وَأَلَّفَ بَيْنَ قُلُوبِهِمْ لَوْ أَنفَقْتَ مَا فِي الأَرْضِ جَمِيعاً مَّا أَلَّفَتْ بَيْنَ قُلُوبِهِمْ وَلَكِنَّ اللّهَ أَلَّفَ بَيْنَهُمْ إِنَّهُ عَزِيزٌ حَكِيمٌ
Resim---Ve ellefe beyne kulûbihim, lev enfakte mâ fî’l- ardı cemîan mâ ellefte beyne kulûbihim ve lâkinnallâhe ellefe beynehum, innehu azîzun hakîm (hakîmun).: Ve onların kalblerini uzlaştırdı. Sen, yeryüzündekilerin tümünü harcasaydın bile, onların kalblerini uzlaştıramazdın. Ama ALLAH, aralarını bulup onları uzlaştırdı. Çünkü O, üstün ve güçlü olandır, hüküm ve hikmet sahibidir.(Enfâl 8/63)

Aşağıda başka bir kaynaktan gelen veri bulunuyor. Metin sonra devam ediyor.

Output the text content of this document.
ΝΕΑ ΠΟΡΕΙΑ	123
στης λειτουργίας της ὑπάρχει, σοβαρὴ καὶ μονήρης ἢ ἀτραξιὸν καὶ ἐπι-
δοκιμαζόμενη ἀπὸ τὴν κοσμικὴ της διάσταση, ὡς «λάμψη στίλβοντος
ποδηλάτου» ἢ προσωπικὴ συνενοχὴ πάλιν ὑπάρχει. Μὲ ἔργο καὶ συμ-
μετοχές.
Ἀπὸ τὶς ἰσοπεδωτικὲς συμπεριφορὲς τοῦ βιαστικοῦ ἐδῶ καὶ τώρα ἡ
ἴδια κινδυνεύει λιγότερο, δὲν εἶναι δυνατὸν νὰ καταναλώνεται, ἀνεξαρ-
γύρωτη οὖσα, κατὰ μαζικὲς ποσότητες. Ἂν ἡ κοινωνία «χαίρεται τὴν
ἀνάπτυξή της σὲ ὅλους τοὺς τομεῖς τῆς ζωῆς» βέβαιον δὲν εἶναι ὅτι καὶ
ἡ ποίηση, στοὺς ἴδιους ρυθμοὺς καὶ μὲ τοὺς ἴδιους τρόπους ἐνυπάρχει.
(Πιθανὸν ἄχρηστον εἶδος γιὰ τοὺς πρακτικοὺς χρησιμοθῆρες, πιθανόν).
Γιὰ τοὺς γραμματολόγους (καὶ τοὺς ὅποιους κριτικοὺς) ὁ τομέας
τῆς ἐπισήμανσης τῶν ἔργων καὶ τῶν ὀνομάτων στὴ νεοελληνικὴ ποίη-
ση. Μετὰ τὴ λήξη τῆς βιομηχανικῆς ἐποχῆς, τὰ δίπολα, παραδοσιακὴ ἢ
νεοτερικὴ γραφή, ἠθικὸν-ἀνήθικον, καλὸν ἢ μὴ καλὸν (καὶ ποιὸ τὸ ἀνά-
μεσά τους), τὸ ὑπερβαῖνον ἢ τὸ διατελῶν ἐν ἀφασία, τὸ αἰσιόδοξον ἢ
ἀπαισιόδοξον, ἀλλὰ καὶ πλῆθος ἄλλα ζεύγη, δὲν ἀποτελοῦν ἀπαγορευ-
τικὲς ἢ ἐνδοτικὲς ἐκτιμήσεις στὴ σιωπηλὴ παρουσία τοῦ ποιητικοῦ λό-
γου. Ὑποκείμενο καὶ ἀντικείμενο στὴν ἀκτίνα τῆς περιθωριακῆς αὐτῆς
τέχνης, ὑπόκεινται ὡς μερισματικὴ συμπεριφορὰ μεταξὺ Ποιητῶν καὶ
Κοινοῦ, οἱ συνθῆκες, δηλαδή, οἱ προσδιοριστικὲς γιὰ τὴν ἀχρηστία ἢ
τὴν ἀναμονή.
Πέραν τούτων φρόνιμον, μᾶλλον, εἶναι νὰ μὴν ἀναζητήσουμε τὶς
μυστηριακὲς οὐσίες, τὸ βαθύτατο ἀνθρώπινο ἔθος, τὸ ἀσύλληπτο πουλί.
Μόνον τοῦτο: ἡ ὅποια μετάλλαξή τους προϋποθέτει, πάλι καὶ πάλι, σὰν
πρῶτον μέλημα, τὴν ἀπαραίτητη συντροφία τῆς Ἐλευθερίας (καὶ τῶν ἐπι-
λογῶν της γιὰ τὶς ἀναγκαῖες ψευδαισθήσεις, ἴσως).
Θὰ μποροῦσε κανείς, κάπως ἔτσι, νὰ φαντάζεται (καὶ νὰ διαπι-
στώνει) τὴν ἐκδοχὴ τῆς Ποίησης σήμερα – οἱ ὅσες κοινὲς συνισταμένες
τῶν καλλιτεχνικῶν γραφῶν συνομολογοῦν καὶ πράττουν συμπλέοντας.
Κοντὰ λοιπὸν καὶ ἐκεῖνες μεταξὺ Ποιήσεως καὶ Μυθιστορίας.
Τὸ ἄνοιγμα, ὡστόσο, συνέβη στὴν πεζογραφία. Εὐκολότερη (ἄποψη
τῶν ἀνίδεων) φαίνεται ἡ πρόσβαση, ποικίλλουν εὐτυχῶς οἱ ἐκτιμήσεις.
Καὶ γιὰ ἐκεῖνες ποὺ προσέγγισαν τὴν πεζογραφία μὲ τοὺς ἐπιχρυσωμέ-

Âyetlerinde ALLAHu zü’L-CeLÂL, onların arasına ülfeti verdi yine, kalblerinizin arasına ülfeti verdi de onun ni’meti sayesinde kardeş oluverdiniz..
Kardeş olmanıza sebep bu ülfetten dolayıydı.. Öyle ki, bir babanın üç beş çocuğu var, bir kısmı aralarında MuhaMMedî ülfeti buldular ve bazı insanlarla beraber bir tesbih gibi dizilip ülfet içinde birleştiler.. Diğerleri ne şekilde kaldıysa onlar da o şekilde helâk olup gittiler..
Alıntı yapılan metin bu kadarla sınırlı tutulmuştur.